Impact of Aztec/Incan Gold and Silver on England/France?

So, let’s assume that neither Portugal nor Spain were the first European nation to discover the Americas and instead of were either England or France in the early 1500s. Let’s also assume that whichever of these two discover the Americas, they’re able to conquer the Aztecs and Incas and secure access and control over the gold and silver deposits.

How would these resources impact the development of England/France economically, socially, and, politically?
 
France would, I think, spend the gold much as the Spanish Hapsburgs did initially, using it to pay for continental wars (and suffering when output drops, which may prevent them from paying their armies).
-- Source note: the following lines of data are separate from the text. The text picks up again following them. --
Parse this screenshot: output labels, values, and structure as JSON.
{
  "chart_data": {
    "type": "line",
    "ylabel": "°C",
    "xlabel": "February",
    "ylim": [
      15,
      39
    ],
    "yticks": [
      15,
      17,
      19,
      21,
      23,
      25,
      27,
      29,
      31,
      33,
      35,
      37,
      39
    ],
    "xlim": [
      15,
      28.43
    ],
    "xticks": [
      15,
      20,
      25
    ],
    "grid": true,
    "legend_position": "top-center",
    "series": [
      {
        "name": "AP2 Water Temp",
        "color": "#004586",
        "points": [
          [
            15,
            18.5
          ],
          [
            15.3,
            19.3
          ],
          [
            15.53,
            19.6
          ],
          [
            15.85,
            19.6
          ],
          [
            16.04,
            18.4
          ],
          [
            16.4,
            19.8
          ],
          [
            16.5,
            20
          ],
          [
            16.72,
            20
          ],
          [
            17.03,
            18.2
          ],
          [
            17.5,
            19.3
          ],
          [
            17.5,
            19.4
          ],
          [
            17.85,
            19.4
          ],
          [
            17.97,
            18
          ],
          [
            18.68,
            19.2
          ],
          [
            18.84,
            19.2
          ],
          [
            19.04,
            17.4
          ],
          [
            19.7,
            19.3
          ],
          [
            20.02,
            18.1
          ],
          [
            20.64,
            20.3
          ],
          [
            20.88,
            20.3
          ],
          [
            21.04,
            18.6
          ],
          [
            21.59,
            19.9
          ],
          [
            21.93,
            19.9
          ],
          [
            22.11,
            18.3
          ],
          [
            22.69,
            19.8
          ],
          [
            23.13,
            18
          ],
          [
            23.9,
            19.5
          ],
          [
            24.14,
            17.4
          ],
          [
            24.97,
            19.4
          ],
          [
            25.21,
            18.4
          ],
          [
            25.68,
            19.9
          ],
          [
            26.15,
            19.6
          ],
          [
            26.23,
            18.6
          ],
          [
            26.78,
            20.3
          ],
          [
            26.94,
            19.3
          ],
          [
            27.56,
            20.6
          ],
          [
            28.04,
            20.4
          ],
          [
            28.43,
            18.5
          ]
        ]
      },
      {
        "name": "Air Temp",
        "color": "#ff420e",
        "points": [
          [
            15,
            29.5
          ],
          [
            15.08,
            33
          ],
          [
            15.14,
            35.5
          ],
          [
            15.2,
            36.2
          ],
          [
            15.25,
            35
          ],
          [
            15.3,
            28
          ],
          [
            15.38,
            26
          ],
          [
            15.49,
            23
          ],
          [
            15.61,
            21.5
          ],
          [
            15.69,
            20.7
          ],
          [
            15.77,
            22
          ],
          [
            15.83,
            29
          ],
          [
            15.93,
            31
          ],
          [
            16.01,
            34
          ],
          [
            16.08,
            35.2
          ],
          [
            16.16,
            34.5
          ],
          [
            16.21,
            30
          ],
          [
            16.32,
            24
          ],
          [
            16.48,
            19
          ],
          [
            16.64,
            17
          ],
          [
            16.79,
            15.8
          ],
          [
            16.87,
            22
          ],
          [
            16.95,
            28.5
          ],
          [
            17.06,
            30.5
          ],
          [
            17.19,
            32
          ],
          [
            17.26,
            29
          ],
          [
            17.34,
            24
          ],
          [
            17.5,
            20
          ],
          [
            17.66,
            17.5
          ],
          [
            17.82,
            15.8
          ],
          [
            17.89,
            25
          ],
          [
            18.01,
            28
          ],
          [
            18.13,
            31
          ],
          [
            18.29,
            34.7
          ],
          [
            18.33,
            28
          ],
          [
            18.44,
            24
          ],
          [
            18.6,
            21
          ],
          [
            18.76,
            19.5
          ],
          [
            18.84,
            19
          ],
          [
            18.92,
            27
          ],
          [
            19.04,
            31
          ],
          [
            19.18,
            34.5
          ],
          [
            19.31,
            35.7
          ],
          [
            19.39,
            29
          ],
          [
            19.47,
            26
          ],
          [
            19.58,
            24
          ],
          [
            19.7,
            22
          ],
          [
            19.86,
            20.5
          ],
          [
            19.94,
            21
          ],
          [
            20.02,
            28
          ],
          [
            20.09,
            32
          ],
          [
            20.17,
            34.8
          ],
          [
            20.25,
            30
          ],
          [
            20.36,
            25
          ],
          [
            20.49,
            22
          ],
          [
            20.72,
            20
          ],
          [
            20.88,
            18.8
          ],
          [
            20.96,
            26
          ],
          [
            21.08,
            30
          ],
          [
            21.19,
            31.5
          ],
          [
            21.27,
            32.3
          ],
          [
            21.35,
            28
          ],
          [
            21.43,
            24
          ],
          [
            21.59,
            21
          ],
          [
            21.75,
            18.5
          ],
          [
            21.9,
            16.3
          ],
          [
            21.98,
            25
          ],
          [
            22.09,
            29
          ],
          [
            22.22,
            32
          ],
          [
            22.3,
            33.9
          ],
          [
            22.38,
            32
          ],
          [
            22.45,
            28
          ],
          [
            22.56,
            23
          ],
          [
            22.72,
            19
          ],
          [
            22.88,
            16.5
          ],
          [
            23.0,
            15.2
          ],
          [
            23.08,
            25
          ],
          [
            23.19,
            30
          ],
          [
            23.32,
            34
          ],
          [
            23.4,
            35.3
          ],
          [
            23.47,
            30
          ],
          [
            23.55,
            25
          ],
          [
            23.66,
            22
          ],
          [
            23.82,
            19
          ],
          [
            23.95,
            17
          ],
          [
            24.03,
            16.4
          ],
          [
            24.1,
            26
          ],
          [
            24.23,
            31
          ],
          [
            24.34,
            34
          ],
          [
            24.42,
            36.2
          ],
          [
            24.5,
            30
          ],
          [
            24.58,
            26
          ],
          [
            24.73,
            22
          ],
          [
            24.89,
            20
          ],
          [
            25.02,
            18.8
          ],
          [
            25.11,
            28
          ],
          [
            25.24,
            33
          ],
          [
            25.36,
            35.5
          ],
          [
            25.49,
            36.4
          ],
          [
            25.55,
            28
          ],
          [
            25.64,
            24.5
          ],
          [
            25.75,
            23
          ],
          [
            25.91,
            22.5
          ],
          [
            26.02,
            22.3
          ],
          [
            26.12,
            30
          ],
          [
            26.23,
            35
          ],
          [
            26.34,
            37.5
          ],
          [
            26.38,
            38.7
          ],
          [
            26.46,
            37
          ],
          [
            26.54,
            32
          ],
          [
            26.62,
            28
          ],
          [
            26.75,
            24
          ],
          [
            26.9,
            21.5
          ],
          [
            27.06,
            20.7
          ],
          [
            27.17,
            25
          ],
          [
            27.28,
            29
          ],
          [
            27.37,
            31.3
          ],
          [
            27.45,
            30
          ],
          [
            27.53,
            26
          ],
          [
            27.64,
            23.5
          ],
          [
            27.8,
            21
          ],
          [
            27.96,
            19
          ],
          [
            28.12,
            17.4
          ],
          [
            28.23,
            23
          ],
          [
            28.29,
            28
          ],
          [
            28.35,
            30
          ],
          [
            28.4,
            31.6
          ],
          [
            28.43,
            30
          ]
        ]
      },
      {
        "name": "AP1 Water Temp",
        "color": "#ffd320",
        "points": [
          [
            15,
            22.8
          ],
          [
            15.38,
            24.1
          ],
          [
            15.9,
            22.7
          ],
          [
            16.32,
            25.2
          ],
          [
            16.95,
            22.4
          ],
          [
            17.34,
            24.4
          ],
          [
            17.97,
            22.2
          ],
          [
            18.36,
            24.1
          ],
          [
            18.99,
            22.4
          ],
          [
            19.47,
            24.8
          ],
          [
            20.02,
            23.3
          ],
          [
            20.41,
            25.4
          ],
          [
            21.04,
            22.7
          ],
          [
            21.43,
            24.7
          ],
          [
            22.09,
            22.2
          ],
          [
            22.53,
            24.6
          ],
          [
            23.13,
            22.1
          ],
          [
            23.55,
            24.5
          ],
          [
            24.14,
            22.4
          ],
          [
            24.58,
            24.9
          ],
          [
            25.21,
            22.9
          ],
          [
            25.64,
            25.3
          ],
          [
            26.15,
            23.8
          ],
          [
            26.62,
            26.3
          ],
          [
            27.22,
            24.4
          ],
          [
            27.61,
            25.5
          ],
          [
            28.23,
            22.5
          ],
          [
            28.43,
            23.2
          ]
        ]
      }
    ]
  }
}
England may spend their money this way (an ATL Henry VIII-type King would definitely do that) but unlike France they do have the option of taking a step back from continental wars without having to fear hostile powers beyond controlling the border with Scotland and the coast of Ireland. Assuming the Spanish (or just the Castillians) are a factor ITTL, the English may put the money towards building fleets to keep Spanish pirates and invaders out of their New World holdings.
 
Forgive me for stating the obvious, but it's a big, BIG assumption that either European power could faceroll both states as a given. Especially the Inca. Reading the Spanish conquest there reads more like divine intervention than anything else.
 
Would the English monarchs be able to stifle Parliament with all of that gold and silver?

They wouldn't need the gold to stifle parliament-England's (relatively) democratic structures are not a given and could have been reversed or prevented in multiple ways-Anglophiles feel free to correct me, but I think an alt-Charles I with unimpeachable Protestant credentials could have steamrolled parliament if he wanted to.

Though if you believe some political scientists talking about modern regimes, the need to tax their population is what makes governments more answerable to their population. A king who could finance his pet projects without having to tax the people would have less need to gain some sort of consent through parliament. Without the need for taxation, the king can just ignore representation, so I do think that gaining wealth through colonialist brutality would be more likely to harm than to help or be neutral towards democracy in England.
 
It's also a big assumption that they could not, at least eventually.

Considering the framing of the question in the OP...your response is rather baseless since it pretty much specifies 'Get this done in the 16th century'. Neither England nor France would be able to muster the resources and manpower to pull off what the Spanish did AND have men with the devil's luck leading the charge. There's a reason Spain was able to ship so many men to the New World that were versed in war in that era. And unlike the English or French, they pretty much had to bleed their lesser nobility onto the New World, it was easily the path of least resistance.